Afirma en el libro que su vida comenzó a los 21 años
Es el momento en que encontré el verdadero sentido de mi existencia. He tenido la oportunidad de conocer a gente muy capaz: escritores, artistas, científicos… Pero comprendí que en todos ellos existía la misma poca proporción de personas de auténtica calidad humana; eso me decepcionó. Cuando conocí a mi primer maestro vi en él una coherencia profunda. Quise convertirme en alguien como él. El mensajero debe ser el mensaje; esta frase resume esta certitud.
¿Qué descubrió en su primer viaje a la India?
Fue la primera vez que me abrí a una religión. Para algunos el budismo es una religión, para otros es una filosofía. Para mí, es un camino hacia la iluminación, un camino de transformación que va desde la ignorancia al conocimiento, del sufrimiento a la liberación.
En estos momentos está pasando unos meses en Francia, no en la ermita en la que vive en Nepal, pues está cuidando de su madre. Tiene cerca de 100 años.
Mi madre ha seguido un camino paralelo al mío. Ella también se ha convertido al budismo. No posee nada. Al separarse de mi padre le quedaron muy pocos ingresos. Yo tampoco poseo gran cosa, lo he donado todo a proyectos humanitarios, entre otros el que yo mismo creé, la fundación Karuna-Shechen, que ayuda a 400.000 personas en India, Tíbet, Nepal… Pero ahorré un poco para ayudarla cuando envejeciera. La cuido junto a otras tres personas que he contratado. Era mi deber de hijo.

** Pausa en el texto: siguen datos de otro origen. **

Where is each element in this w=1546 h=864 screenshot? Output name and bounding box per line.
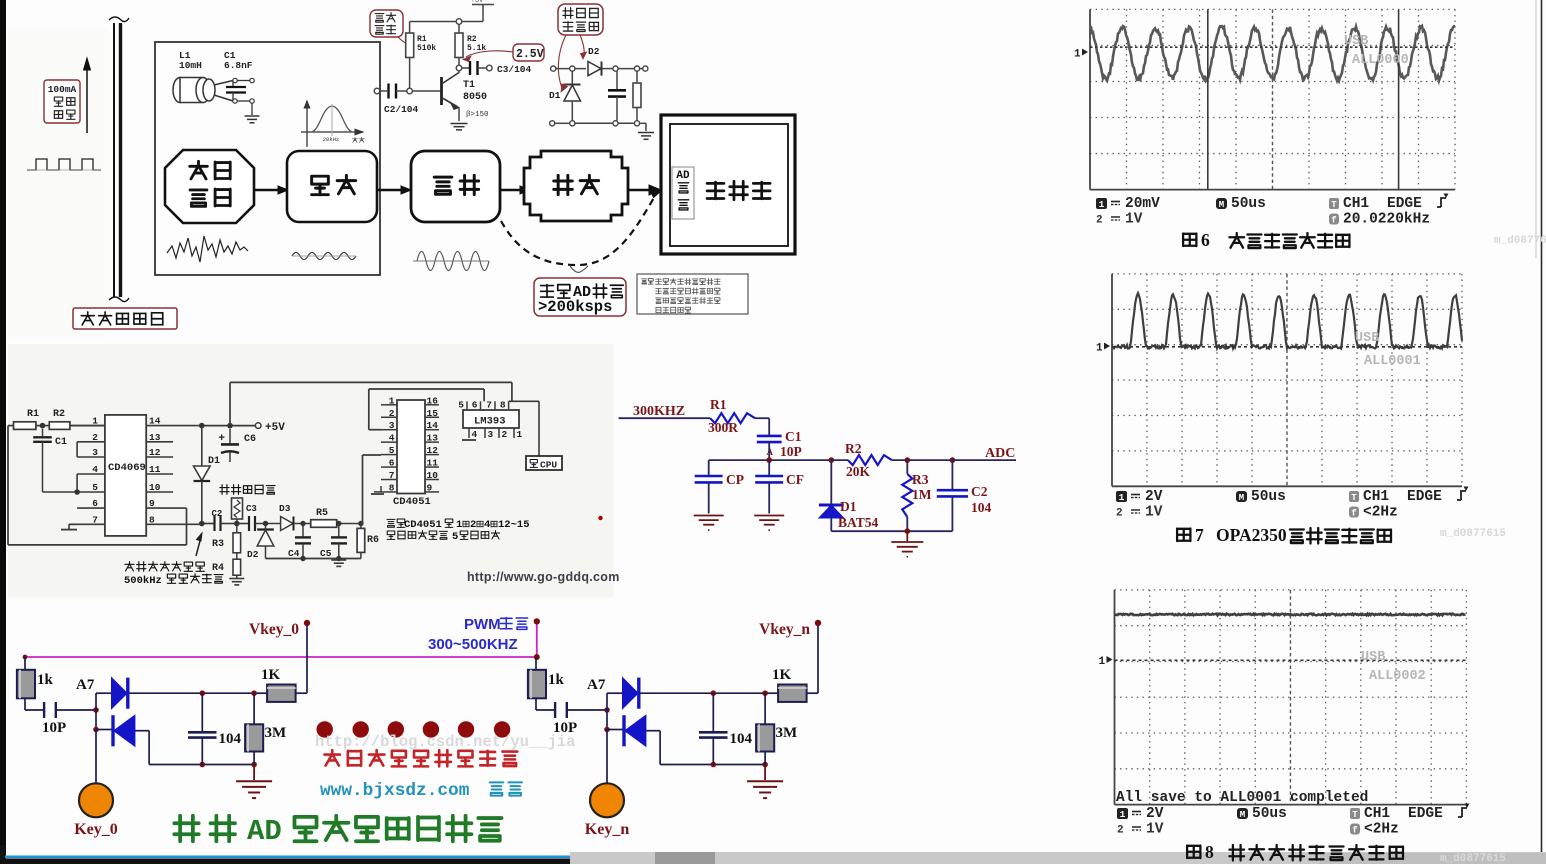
svg-text:300~500KHZ: 300~500KHZ	[428, 636, 518, 653]
resistor R3 osc	[212, 524, 241, 553]
label C3/104	[497, 64, 532, 75]
wire +5V riser to top rail	[230, 382, 512, 425]
node spring R3 junction	[231, 521, 243, 527]
svg-text:12~15: 12~15	[498, 519, 530, 531]
scope3 flat waveform	[1115, 614, 1466, 616]
node gnd junction (Key_0)	[251, 762, 257, 768]
outer box signal chain	[155, 42, 380, 275]
block AD convert	[672, 167, 694, 219]
block MCU outer	[661, 115, 795, 254]
arrow sensing to bandpass	[254, 186, 288, 194]
svg-text:T: T	[1331, 200, 1337, 210]
up arrow current direction	[84, 58, 91, 133]
scope3 grid	[1115, 590, 1467, 805]
capacitor C1 resonant	[226, 78, 254, 115]
svg-text:1V: 1V	[1146, 822, 1164, 838]
svg-text:BAT54: BAT54	[838, 515, 879, 530]
scope3 readout	[1117, 804, 1470, 838]
resistor R1 510k	[406, 33, 414, 58]
svg-text:R3: R3	[212, 539, 224, 550]
svg-text:R2: R2	[845, 441, 862, 456]
svg-text:f: f	[1331, 216, 1336, 226]
svg-text:9: 9	[427, 482, 433, 493]
node D1 top junction	[829, 457, 835, 463]
bottom gray bar	[570, 852, 1546, 864]
svg-text:2: 2	[1096, 215, 1103, 227]
wire emitter to ground	[458, 108, 460, 122]
scope3 usb label	[1361, 650, 1426, 684]
stray red dot	[598, 516, 602, 520]
svg-text:11: 11	[149, 464, 161, 475]
scope1 usb label	[1344, 34, 1409, 68]
svg-text:D1: D1	[840, 499, 857, 514]
capacitor 10P (Key_n)	[553, 702, 577, 736]
svg-text:1: 1	[389, 395, 395, 406]
svg-text:1k: 1k	[548, 672, 565, 688]
svg-text:AD: AD	[676, 170, 690, 182]
svg-text:m_d0877615: m_d0877615	[1440, 528, 1506, 540]
wire lower diode (Key_0)	[96, 730, 254, 765]
wire to ADC	[952, 446, 1016, 461]
scope1 ch1 marker	[1074, 49, 1088, 61]
wire to key pad (Key_n)	[606, 730, 608, 784]
resistor R1 filter	[708, 397, 755, 435]
node 104 bottom (Key_n)	[711, 762, 717, 768]
resistor 1k (Key_n)	[528, 670, 565, 699]
capacitor C6 electrolytic	[218, 429, 256, 462]
title use AD touch keys	[174, 815, 501, 848]
capacitor CF	[755, 460, 804, 513]
label R1 510k	[417, 35, 436, 53]
note box direct waveform	[637, 274, 748, 314]
svg-text:+3V: +3V	[471, 0, 484, 5]
label MCU	[707, 181, 770, 199]
label A7 (Key_0)	[76, 677, 95, 693]
svg-text:3: 3	[92, 447, 98, 458]
ground filter	[891, 531, 923, 557]
note arrow square wave point	[196, 533, 202, 556]
svg-text:300R: 300R	[708, 420, 738, 435]
resistor R2 filter	[831, 441, 892, 479]
node Vkey dot (Key_n)	[815, 620, 821, 626]
terminal circles top rail	[551, 66, 648, 71]
svg-text:C1: C1	[785, 429, 802, 444]
svg-text:USB: USB	[1361, 650, 1385, 665]
svg-text:M: M	[1240, 810, 1245, 820]
svg-text:C1: C1	[55, 437, 67, 448]
wire supply rail	[410, 21, 483, 23]
label CD4051	[393, 496, 431, 508]
wire to upper diode (Key_0)	[96, 692, 112, 694]
scope2 pulse waveform	[1112, 293, 1462, 348]
callout needs adjustment	[370, 10, 408, 44]
label square wave note	[124, 562, 223, 587]
svg-text:1: 1	[517, 429, 523, 440]
svg-text:CPU: CPU	[540, 460, 557, 471]
CD4051 left pins 1-8	[381, 395, 397, 493]
label PWM signal	[428, 616, 528, 653]
callout direct AD sampling >200ksps	[534, 278, 626, 316]
resistor R3 filter	[902, 460, 931, 531]
svg-text:100mA: 100mA	[48, 84, 77, 95]
label A7 (Key_n)	[587, 677, 606, 693]
CD4069 right pins 14-8	[146, 416, 202, 526]
svg-text:8: 8	[1205, 842, 1214, 862]
diode D1	[549, 71, 581, 121]
ground bottom rail osc	[331, 560, 346, 566]
svg-text:50us: 50us	[1252, 806, 1287, 822]
label key name (Key_0)	[74, 821, 118, 838]
node lower (Key_0)	[93, 727, 99, 733]
node C3 D2 junction	[258, 521, 281, 526]
svg-text:6: 6	[472, 400, 478, 411]
svg-text:2V: 2V	[1145, 489, 1163, 505]
diode D1 osc	[194, 426, 221, 524]
svg-text:R1: R1	[710, 397, 727, 412]
wire base	[412, 90, 441, 92]
node 3M top (Key_n)	[762, 690, 768, 696]
label key name (Key_n)	[585, 821, 630, 838]
wire pin8 bus	[202, 523, 214, 525]
svg-text:D2: D2	[588, 46, 600, 57]
svg-text:1: 1	[456, 519, 462, 531]
svg-text:D2: D2	[247, 549, 259, 560]
svg-text:EDGE: EDGE	[1408, 806, 1443, 822]
wire R1 bottom to base node	[409, 58, 411, 92]
svg-text:1: 1	[1096, 343, 1103, 355]
capacitor C1 filter	[757, 429, 802, 459]
svg-text:CH1: CH1	[1343, 196, 1369, 212]
svg-text:1: 1	[92, 416, 98, 427]
scope2 readout	[1116, 487, 1469, 521]
scope1 trigger level dotted	[1090, 46, 1455, 48]
capacitor 104 (Key_n)	[699, 693, 753, 764]
node supply circle	[456, 19, 462, 25]
diode D3 osc	[279, 503, 294, 531]
IC CD4051 body	[397, 400, 425, 494]
watermark right top	[1494, 235, 1546, 247]
wire bottom rail schottky	[555, 122, 635, 124]
scope1 cursor line a	[1207, 9, 1209, 189]
node A junction	[766, 457, 772, 463]
brace to bubble	[570, 266, 588, 272]
svg-text:10P: 10P	[780, 444, 802, 459]
svg-text:CH1: CH1	[1364, 806, 1390, 822]
terminal +5V circle	[255, 422, 285, 434]
svg-text:β>150: β>150	[466, 111, 489, 119]
svg-text:R6: R6	[367, 535, 379, 546]
svg-text:4: 4	[389, 433, 395, 444]
label box track center line	[73, 308, 177, 329]
svg-text:3: 3	[389, 420, 395, 431]
wire to upper diode (Key_n)	[607, 692, 623, 694]
left page edge bar	[0, 0, 6, 864]
svg-text:+: +	[218, 433, 225, 445]
svg-text:500kHz: 500kHz	[124, 575, 162, 587]
wire lower diode (Key_n)	[607, 730, 765, 765]
capacitor C3/104	[462, 61, 492, 75]
svg-text:5: 5	[452, 531, 458, 543]
svg-text:C3: C3	[246, 504, 257, 514]
svg-text:8050: 8050	[463, 92, 487, 103]
wire 1k to 10P (Key_n)	[536, 698, 555, 710]
block band select rounded	[287, 151, 377, 222]
svg-text:R1: R1	[417, 35, 427, 44]
svg-text:6.8nF: 6.8nF	[224, 60, 253, 71]
callout 2.5V	[463, 44, 544, 62]
scan tint mid-left	[8, 28, 614, 598]
svg-text:ADC: ADC	[985, 446, 1015, 461]
svg-text:C3/104: C3/104	[497, 64, 532, 75]
wire D3 to R5	[294, 521, 311, 526]
scope1 cursor line b	[1398, 9, 1400, 189]
svg-text:104: 104	[219, 731, 242, 747]
ground T1 emitter	[451, 124, 468, 130]
node D1 top	[199, 423, 205, 429]
scope1 grid	[1090, 9, 1455, 189]
waveform sketch noise	[167, 236, 248, 262]
svg-text:7: 7	[92, 514, 98, 525]
label T1 8050	[463, 80, 487, 103]
svg-text:6: 6	[1201, 230, 1210, 250]
label beta>150	[466, 111, 489, 119]
svg-text:1: 1	[1099, 656, 1106, 668]
wire C2 input	[380, 90, 387, 92]
bottom blue line	[5, 855, 570, 858]
svg-text:1: 1	[1120, 809, 1126, 820]
svg-text:LM393: LM393	[474, 416, 506, 428]
scope3 ch1 marker	[1099, 656, 1113, 668]
svg-text:2: 2	[1117, 825, 1124, 837]
svg-text:12: 12	[149, 447, 161, 458]
svg-text:7: 7	[486, 400, 492, 411]
wire filter bottom bus	[831, 530, 952, 532]
svg-text:10: 10	[427, 470, 439, 481]
svg-text:20.0220kHz: 20.0220kHz	[1343, 212, 1430, 228]
box to CPU	[526, 456, 562, 471]
wire to ground schottky	[640, 123, 646, 131]
svg-text:6: 6	[92, 498, 98, 509]
capacitor C5	[320, 524, 347, 560]
ground stub CD4051 pin8	[371, 486, 384, 494]
dashed arc direct AD sampling	[501, 190, 661, 266]
waveform sketch amplified sine	[413, 252, 489, 271]
svg-text:Key_n: Key_n	[585, 821, 630, 838]
wire 1k to 10P (Key_0)	[25, 698, 44, 710]
block magnetic sensing octagon	[165, 150, 254, 223]
track double line	[109, 17, 129, 302]
svg-text:20mV: 20mV	[1125, 196, 1160, 212]
svg-text:104: 104	[730, 731, 753, 747]
svg-text:5: 5	[92, 482, 98, 493]
scope3 reference dotted	[1115, 659, 1467, 661]
wire node to CD4051 pin5	[361, 455, 381, 524]
caption fig8	[1187, 842, 1403, 862]
svg-text:1V: 1V	[1125, 212, 1143, 228]
wire mid bus	[709, 459, 832, 461]
wire R1 top	[409, 22, 411, 34]
resistor R5	[311, 508, 337, 527]
resistor 3M (Key_0)	[245, 693, 286, 764]
node PWM left end	[23, 655, 28, 660]
resistor 1K horizontal (Key_0)	[261, 667, 296, 702]
node C2 top	[950, 457, 956, 463]
scope3 save message	[1116, 790, 1368, 806]
svg-text:>200ksps: >200ksps	[538, 298, 612, 316]
svg-text:EDGE: EDGE	[1387, 196, 1422, 212]
wire LM393 pin8 to CPU	[509, 401, 539, 456]
svg-text:C5: C5	[320, 548, 332, 559]
note CD4051 pins	[387, 519, 530, 543]
scope2 ch1 marker	[1096, 343, 1110, 355]
diode D1 BAT54	[819, 460, 879, 531]
wire node riser (Key_n)	[606, 693, 608, 729]
red dots repeated units	[317, 721, 511, 737]
diode down branch (Key_n)	[624, 715, 646, 746]
label spring touch key	[220, 485, 275, 495]
scope2 trigger level dotted	[1112, 346, 1462, 348]
svg-text:3: 3	[488, 429, 494, 440]
svg-text:14: 14	[149, 416, 161, 427]
svg-text:5: 5	[389, 445, 395, 456]
svg-text:CP: CP	[726, 472, 744, 487]
wire R5 to node	[336, 521, 364, 526]
block amplify rounded	[411, 151, 500, 222]
wire top rail schottky	[556, 68, 644, 70]
svg-text:2: 2	[502, 429, 508, 440]
block MCU inner	[670, 124, 788, 246]
label 300KHZ	[633, 404, 685, 419]
transistor T1 8050	[442, 73, 460, 110]
wire 10P to node (Key_0)	[56, 709, 96, 711]
svg-text:2.5V: 2.5V	[516, 48, 544, 61]
diode up branch (Key_0)	[112, 678, 128, 709]
svg-text:m_d0877615: m_d0877615	[1440, 853, 1506, 864]
ground touch unit (Key_0)	[236, 765, 272, 799]
node R1 R2 junction	[36, 423, 49, 429]
svg-text:C6: C6	[244, 434, 256, 445]
block detect plaque	[524, 151, 628, 221]
svg-text:C4: C4	[288, 548, 300, 559]
watermark csdn blog	[315, 733, 575, 751]
wire 10P to node (Key_n)	[567, 709, 607, 711]
ground of C1	[245, 116, 260, 123]
bottom black bar	[0, 845, 570, 864]
node PWM junction unit n	[534, 654, 540, 660]
svg-text:2: 2	[470, 519, 476, 531]
wire upper row (Key_n)	[641, 692, 779, 694]
svg-text:1M: 1M	[912, 487, 932, 502]
svg-text:CF: CF	[786, 472, 804, 487]
svg-text:3M: 3M	[265, 725, 287, 741]
svg-text:R4: R4	[212, 563, 224, 574]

¿Ha previsto algún sistema para su última vejez?
Espero vivir en mi ermita hasta que aguante. Y cuando no pueda seguir allí hay un monasterio cerca donde sé que seré cuidado.
Uno de sus maestros le dijo que debemos morir sin el menor apego por lo que dejamos atrás y dejar esta vida “como un águila que vuela en el azul del cielo”.
El momento de la muerte en el budismo es una transición, hay que procurar vivirlo con serenidad y recibir a la muerte con los brazos abiertos, no es fácil si el espíritu está grisáceo. Seguir apegados a la gente es morir en el dolor.
Aprender esto debe de ser muy difícil.
Hay que poder contemplar la muerte para valorar cada instante que pasa. Pensar en la muerte no es macabro, es aferrarse a cada momento.
Se formó para ser científico en uno de los mejores lugares. Dejarlo, ¿fue indoloro?
Cuando un fruto madura, se nos cae sin esfuerzo. Tras siete idas y vueltas a la India, mi momento había llegado.
¿Me podría explicar cuál es el proceso a través del que estando sentado llegamos a experimentar la verdadera naturaleza de nuestro ser?
La envidia, el odio, la obsesión… son toxinas mentales, nos vuelven desdichados. ¿Podemos remediarlo? El camino del budismo es demostrar que sí. Al meditar transformamos nuestro espíritu.
El budismo afirma que la realidad que experimentamos es un autoengaño, que todos somos una sola cosa, consciencia.
Absolutamente. En nuestra percepción de las cosas hay una interpretación. Podemos ver una bella montaña o estar aterrorizados por ella. La manera en que nuestra conciencia traduce la realidad es crucial para la calidad de nuestra existencia. El budismo trabaja para llenar el vacío que queda entre la realidad y la percepción.
A su primer maestro le hizo una pregunta: ‘¿Debo formar una familia?’
Entonces tenía posibilidades en ese sentido. Él me dijo: ‘Espera a cumplir 30 años’. Y entre tanto aquella persona rehízo su vida.